# Place to buy used agility equipment?



## Canyx (Jul 1, 2011)

My shelter has some budget for training equipment and we sorely need a new tunnel and two pairs of sandbags. I know I can get them for $$$ on certain sites, but do any of you agility folks know of a Facebook marketplace, or website, where I could find a gently used set of equipment? I don't expect this stuff to be cheap, but we don't need brand spanking new gear and would gladly welcome some savings for still-functional stuff.


----------



## CptJack (Jun 3, 2012)

https://www.facebook.com/groups/UsedAgilityStuff/


----------



## Canyx (Jul 1, 2011)

I like that the answer to "where can I find used agility stuff" is Facebook - used agility stuff.

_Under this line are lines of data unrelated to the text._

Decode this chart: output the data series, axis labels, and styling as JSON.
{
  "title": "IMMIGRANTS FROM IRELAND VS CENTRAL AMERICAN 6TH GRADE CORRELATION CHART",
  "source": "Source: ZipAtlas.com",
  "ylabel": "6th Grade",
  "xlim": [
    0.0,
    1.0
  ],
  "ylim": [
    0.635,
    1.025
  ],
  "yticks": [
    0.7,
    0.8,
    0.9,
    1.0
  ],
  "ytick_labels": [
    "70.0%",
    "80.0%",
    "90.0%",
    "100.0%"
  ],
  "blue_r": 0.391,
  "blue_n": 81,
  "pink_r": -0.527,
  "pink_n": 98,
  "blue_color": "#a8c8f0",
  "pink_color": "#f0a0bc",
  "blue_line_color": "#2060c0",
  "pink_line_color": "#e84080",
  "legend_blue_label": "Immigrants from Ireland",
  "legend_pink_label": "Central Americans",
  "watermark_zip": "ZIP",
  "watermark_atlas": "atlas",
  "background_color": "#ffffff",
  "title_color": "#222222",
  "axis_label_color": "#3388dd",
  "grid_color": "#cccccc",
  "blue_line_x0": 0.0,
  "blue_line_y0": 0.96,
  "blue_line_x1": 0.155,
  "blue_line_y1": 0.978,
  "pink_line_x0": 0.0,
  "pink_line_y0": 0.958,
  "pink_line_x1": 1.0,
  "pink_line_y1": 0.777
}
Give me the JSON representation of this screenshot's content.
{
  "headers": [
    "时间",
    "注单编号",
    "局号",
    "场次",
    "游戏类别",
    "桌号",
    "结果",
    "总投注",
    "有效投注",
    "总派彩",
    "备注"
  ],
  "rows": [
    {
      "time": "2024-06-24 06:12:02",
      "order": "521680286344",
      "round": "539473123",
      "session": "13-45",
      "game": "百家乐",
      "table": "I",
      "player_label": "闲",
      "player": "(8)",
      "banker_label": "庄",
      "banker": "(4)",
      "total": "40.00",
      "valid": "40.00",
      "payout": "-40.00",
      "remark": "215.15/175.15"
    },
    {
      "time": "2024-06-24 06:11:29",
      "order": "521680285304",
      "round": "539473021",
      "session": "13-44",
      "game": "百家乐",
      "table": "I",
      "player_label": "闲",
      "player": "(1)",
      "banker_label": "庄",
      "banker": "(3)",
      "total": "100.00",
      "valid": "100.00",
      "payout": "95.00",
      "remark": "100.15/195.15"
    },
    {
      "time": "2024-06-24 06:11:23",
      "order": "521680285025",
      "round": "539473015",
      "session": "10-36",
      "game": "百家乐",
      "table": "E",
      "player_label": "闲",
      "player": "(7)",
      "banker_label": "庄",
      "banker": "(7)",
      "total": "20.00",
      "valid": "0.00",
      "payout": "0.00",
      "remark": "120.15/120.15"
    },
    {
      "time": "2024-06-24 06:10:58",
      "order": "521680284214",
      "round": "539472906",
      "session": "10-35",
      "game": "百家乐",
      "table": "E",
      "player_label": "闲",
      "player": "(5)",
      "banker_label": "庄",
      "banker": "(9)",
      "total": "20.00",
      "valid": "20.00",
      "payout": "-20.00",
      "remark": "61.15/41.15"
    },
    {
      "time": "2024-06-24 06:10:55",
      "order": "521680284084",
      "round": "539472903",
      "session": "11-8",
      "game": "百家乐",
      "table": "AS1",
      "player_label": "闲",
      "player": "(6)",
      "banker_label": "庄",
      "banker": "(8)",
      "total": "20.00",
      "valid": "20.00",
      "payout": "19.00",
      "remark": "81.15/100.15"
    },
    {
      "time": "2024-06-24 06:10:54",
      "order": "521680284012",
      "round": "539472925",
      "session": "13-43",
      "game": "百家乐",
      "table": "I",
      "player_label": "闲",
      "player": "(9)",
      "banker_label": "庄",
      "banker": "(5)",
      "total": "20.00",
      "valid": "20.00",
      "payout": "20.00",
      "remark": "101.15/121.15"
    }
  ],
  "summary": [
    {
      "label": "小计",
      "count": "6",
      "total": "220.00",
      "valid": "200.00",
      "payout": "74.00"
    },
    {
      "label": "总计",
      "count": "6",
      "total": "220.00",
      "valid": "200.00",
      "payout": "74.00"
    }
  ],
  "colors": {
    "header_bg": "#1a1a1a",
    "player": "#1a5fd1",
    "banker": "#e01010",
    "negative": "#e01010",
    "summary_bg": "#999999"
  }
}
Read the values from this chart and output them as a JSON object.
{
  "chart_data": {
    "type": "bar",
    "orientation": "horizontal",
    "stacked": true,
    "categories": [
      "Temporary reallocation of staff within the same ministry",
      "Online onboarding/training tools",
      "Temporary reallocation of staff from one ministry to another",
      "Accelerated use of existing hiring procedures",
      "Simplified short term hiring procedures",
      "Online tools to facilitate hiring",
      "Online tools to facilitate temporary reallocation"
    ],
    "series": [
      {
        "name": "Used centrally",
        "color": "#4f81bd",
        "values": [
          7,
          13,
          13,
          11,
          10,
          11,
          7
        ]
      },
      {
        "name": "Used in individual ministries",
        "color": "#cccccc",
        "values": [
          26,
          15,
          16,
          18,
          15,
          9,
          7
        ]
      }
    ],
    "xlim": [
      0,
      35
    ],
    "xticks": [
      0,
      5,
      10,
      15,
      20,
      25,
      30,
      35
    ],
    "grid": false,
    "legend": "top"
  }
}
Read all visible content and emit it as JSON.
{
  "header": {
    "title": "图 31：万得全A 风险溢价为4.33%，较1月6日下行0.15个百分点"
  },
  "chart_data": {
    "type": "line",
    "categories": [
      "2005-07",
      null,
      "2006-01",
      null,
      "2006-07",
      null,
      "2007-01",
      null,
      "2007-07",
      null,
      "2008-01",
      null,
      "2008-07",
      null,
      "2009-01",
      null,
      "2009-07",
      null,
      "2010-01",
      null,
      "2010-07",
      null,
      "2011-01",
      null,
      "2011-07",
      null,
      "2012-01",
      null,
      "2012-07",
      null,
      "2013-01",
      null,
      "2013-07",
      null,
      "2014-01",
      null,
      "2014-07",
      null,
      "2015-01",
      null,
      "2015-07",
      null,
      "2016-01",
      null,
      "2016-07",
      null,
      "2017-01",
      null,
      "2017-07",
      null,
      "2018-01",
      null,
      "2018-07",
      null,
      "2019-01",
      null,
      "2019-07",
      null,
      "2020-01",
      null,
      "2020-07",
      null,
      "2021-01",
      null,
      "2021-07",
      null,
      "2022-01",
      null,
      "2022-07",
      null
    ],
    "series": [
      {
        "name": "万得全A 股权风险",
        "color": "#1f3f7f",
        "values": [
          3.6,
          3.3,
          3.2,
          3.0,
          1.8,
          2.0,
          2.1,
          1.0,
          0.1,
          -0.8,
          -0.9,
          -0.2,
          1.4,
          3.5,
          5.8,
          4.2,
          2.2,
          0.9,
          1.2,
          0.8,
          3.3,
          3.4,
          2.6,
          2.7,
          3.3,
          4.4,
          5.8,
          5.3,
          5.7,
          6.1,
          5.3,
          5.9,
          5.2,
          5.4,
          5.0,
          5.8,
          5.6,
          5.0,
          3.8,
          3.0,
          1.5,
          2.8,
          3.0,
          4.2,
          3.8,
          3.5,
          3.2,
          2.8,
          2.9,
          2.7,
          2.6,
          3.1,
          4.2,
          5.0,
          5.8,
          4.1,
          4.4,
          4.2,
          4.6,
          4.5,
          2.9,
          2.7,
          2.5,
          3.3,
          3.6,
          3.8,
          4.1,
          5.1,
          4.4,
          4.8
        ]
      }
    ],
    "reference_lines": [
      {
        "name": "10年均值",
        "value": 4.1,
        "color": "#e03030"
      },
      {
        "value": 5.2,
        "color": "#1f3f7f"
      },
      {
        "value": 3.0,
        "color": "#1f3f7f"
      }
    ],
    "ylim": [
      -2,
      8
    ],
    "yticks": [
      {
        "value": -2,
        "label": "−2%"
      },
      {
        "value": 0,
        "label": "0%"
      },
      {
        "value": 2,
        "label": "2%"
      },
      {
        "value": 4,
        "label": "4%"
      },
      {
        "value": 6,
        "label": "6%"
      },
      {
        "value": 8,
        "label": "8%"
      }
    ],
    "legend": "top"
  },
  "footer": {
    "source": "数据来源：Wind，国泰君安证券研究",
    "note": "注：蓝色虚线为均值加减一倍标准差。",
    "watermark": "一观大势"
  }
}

Before I join... If you frequent the group do you know if I'm allowed to ask for items or only sellers can list? A quick search did not yield any tunnels. I can ask the group mods too if you don't know. But thanks for the link!


----------



## CptJack (Jun 3, 2012)

I will admit to chuckling a little. 

As far as I am aware, and have seen, asking for items is allowed. That doesn't mean other people aren't breaking rules, though


----------



## Canyx (Jul 1, 2011)

Thanks! Will join and post.


----------



## Lillith (Feb 16, 2016)

Try eBay. I got some stuff from there. Amazon might be worth a shot, too.


----------